Turkish assembly to debate parliamentary rule changes


Turkish deputies will debate a series of changes to the way parliament operates later Monday.

Lawmakers are due to debate a series of changes to the way parliament operates later Monday as the country prepares to move towards a presidential system.

Deputies are to vote on 18 points that cover a range of bylaws, from the attire of the parliamentary speaker to the amount of time they can debate a law.

The proposed changes were accepted by parliament's Constitutional Committee last week after being tabled by the ruling Justice and Development (AK) Party and the National Movement Party (MHP) in the face of criticism from the two other parliamentary parties.

One of the proposals will reduce the amount of time lawmakers can debate a parliamentary motion from 40 minutes to 14 minutes -- five minutes for the deputy proposing the motion and three minutes each for a deputy from the other three parties.

In other debates, the length of time a lawmaker speaks will also be cut from 10 minutes to three minutes.

The planned changes would also impose heavy penalties on lawmakers who do not swear the correct parliamentary oath.

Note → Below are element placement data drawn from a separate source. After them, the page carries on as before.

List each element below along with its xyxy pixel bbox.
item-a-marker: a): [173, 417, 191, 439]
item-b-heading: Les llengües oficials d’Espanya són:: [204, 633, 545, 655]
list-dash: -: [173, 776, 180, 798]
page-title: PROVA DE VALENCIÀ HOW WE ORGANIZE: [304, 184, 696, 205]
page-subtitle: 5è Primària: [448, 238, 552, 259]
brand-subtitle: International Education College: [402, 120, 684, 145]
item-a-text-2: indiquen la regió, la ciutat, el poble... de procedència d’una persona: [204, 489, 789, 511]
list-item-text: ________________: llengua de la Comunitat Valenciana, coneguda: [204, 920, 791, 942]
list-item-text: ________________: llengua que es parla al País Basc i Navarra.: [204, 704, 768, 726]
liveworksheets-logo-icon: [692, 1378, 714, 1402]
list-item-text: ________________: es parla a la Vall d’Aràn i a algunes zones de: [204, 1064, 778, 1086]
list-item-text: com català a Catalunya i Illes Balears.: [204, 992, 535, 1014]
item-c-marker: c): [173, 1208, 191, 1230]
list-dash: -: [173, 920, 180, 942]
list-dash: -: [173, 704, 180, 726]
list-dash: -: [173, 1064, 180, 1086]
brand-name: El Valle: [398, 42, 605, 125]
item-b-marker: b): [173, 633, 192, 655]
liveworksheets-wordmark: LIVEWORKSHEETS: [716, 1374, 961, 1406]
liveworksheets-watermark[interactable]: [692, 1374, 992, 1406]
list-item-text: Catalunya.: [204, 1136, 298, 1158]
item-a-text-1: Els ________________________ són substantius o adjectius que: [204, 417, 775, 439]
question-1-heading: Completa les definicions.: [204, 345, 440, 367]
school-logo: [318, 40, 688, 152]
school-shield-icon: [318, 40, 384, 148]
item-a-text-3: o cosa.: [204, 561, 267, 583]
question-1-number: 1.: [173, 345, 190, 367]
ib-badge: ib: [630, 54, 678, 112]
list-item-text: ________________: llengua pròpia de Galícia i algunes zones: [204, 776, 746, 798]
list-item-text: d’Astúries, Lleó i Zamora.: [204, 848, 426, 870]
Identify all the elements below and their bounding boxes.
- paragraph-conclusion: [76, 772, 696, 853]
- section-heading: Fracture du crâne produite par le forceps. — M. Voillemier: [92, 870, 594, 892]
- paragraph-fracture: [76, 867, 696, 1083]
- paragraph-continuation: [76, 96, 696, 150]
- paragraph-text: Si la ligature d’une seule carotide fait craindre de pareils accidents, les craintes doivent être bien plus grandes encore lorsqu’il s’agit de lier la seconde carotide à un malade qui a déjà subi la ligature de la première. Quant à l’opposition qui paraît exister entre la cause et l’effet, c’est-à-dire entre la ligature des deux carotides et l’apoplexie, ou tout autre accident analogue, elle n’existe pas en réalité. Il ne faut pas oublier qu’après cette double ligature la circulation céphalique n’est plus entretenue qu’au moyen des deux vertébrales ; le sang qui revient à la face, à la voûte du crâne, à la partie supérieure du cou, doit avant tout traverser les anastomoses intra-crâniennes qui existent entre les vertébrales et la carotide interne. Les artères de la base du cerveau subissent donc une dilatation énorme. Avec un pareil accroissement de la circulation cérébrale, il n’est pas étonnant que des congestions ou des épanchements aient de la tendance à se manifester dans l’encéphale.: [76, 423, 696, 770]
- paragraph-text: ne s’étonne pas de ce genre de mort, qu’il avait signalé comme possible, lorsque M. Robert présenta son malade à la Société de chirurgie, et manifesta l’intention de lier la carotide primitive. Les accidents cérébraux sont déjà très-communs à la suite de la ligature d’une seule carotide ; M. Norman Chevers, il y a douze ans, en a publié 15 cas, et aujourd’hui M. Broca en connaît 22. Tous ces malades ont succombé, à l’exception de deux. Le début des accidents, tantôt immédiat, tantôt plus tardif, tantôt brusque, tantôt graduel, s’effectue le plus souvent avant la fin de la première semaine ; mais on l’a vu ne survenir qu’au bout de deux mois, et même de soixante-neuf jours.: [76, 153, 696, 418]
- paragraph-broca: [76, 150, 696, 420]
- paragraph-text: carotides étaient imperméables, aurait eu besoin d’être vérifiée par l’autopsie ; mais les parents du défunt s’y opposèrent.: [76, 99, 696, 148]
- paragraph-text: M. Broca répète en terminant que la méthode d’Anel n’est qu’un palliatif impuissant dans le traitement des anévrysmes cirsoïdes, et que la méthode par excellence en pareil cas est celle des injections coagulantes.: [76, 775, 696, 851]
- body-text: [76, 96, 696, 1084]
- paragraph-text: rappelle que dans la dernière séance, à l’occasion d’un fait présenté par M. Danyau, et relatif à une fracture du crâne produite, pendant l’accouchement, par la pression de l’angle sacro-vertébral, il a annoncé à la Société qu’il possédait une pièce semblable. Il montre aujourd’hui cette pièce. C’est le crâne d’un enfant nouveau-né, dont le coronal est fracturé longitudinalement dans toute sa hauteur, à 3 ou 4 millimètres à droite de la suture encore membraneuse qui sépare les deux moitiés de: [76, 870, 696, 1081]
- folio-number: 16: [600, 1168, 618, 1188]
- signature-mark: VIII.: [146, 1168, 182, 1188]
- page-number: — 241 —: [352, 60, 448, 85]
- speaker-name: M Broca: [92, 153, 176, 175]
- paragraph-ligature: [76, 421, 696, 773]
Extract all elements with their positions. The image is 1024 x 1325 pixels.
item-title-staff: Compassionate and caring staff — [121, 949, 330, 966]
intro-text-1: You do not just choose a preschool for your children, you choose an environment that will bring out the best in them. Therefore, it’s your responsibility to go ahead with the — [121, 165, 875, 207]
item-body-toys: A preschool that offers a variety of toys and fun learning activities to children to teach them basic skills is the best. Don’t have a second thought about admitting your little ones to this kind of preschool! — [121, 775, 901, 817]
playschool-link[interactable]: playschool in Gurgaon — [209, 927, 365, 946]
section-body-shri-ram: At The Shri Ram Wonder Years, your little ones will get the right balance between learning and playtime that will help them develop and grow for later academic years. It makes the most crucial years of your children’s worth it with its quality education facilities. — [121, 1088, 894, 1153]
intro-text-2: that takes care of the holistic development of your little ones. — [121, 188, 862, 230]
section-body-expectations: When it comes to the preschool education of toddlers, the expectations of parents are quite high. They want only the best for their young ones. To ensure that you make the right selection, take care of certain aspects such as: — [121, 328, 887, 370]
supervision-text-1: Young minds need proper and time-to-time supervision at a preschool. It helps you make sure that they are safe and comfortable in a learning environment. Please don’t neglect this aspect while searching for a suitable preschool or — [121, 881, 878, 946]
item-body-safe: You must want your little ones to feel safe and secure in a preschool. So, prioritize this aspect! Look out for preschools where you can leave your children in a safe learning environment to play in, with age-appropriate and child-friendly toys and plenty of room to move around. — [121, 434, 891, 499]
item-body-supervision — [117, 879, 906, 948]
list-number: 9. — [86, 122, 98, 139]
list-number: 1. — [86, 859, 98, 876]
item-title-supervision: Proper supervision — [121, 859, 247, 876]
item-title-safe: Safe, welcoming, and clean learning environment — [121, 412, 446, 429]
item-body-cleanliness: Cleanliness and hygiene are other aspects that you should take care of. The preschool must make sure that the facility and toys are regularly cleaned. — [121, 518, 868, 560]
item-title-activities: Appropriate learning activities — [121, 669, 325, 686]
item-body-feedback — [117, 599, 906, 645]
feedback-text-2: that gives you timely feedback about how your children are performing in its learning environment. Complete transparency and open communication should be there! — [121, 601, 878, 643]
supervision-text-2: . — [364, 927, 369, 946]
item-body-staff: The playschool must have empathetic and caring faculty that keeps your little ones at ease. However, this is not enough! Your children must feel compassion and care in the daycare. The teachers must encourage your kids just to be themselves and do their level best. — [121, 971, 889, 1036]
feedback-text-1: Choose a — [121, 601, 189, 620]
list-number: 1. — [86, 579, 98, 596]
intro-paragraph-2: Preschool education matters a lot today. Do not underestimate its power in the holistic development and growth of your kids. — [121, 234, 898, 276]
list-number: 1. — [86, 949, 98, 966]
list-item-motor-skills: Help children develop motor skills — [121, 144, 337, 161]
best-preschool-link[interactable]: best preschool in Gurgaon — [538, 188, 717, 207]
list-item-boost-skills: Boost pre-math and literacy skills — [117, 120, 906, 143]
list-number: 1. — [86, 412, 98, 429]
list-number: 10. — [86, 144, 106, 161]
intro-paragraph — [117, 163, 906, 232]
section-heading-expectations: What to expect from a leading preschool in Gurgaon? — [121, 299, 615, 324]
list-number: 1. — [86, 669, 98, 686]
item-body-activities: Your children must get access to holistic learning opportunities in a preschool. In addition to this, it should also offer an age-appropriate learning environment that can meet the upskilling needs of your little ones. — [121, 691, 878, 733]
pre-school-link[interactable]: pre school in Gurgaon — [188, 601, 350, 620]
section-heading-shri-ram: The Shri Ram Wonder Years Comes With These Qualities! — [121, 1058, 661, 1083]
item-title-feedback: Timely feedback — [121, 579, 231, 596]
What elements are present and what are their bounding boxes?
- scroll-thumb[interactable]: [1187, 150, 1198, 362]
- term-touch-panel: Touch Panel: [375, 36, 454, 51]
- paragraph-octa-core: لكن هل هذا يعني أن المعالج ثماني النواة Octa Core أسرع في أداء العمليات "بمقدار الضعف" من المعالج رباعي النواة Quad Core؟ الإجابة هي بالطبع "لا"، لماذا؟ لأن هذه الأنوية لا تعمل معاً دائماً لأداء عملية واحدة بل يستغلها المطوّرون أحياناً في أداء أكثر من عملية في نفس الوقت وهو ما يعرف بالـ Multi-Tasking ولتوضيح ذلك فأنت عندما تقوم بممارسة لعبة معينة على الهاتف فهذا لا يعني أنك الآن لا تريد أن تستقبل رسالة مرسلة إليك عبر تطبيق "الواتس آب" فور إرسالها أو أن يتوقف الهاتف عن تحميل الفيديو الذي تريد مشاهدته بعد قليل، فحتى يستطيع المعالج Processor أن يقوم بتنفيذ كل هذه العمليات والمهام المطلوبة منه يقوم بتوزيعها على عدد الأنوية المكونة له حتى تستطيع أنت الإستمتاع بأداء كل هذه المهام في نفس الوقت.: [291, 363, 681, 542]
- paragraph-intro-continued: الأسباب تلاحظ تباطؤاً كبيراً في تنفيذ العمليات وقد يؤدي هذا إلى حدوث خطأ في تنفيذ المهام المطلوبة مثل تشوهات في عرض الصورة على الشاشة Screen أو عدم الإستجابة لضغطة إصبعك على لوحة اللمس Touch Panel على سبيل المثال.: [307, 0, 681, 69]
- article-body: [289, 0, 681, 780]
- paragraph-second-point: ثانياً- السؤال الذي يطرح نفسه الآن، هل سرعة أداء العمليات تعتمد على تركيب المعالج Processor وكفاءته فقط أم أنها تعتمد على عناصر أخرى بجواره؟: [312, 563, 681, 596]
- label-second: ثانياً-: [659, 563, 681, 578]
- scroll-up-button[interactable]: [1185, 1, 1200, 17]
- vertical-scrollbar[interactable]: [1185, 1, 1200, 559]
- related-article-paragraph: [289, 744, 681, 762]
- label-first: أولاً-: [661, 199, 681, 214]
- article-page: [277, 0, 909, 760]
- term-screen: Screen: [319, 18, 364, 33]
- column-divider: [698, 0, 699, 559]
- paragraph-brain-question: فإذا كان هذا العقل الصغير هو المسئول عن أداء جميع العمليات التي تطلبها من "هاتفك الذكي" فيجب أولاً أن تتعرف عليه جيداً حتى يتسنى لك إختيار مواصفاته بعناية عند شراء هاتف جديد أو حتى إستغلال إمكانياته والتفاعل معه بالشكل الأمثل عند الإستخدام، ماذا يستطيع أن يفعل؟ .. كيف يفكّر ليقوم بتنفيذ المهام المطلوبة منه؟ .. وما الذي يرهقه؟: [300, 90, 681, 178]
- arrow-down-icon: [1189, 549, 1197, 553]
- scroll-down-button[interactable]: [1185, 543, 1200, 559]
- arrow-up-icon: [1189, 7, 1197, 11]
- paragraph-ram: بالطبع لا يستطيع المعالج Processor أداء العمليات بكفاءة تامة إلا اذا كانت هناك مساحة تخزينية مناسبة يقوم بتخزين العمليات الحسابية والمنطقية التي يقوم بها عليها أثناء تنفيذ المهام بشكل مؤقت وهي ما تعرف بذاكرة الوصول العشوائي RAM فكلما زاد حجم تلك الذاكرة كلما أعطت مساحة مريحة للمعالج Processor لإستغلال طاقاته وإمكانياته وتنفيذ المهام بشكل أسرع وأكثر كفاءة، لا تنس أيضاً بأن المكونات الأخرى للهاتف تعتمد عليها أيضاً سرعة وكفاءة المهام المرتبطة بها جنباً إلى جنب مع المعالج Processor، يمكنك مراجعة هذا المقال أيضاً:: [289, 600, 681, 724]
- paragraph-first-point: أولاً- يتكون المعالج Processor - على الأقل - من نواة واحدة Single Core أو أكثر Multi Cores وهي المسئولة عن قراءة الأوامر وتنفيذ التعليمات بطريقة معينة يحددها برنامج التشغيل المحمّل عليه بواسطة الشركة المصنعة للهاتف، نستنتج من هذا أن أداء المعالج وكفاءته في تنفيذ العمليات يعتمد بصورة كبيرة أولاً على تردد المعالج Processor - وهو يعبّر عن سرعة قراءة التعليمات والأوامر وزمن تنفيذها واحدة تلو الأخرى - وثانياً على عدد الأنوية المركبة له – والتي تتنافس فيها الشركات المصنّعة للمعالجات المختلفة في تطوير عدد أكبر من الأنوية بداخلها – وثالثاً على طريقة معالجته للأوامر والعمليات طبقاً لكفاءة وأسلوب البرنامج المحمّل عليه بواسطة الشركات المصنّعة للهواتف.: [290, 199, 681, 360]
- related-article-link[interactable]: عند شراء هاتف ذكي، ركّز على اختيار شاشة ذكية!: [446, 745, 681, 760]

Those who fail to make the pledge at the beginning of a new parliament will not be recognized as a deputy of the Grand National Assembly.

"Lawmakers who refrain from giving an oath will not benefit from the privileges that come from being a lawmaker," according to the proposals.

In the past, lawmakers such as Leyla Zana, a Peoples' Democratic Party (HDP) deputy who altered the oath to include a phrase in Kurdish, have refused to utter the prescribed oath.

The planned bylaws would also regulate lawmakers' comments and fine or suspend those who insult the president, parliament or the parliamentary speaker as well as deputies who criticize the history of the Republic of Turkey or the country's "constitutional order".

These penalties can also be applied to deputies who use terms contrary to the "indivisible integrity of the state with its territory and nation".

The changes also deal with the attire of the assembly's speaker -- doing away with his coat-tails and white bow-tie.

Other measures propose penalties for bringing a weapon or banner into parliament as well as setting out deputies' working hours.

The planned bylaws follow last April's referendum, which approved constitutional changes that gave wide-ranging executive powers to the president.

They are expected to be ratified by the end of the week before a summer recess that will run until Oct. 1.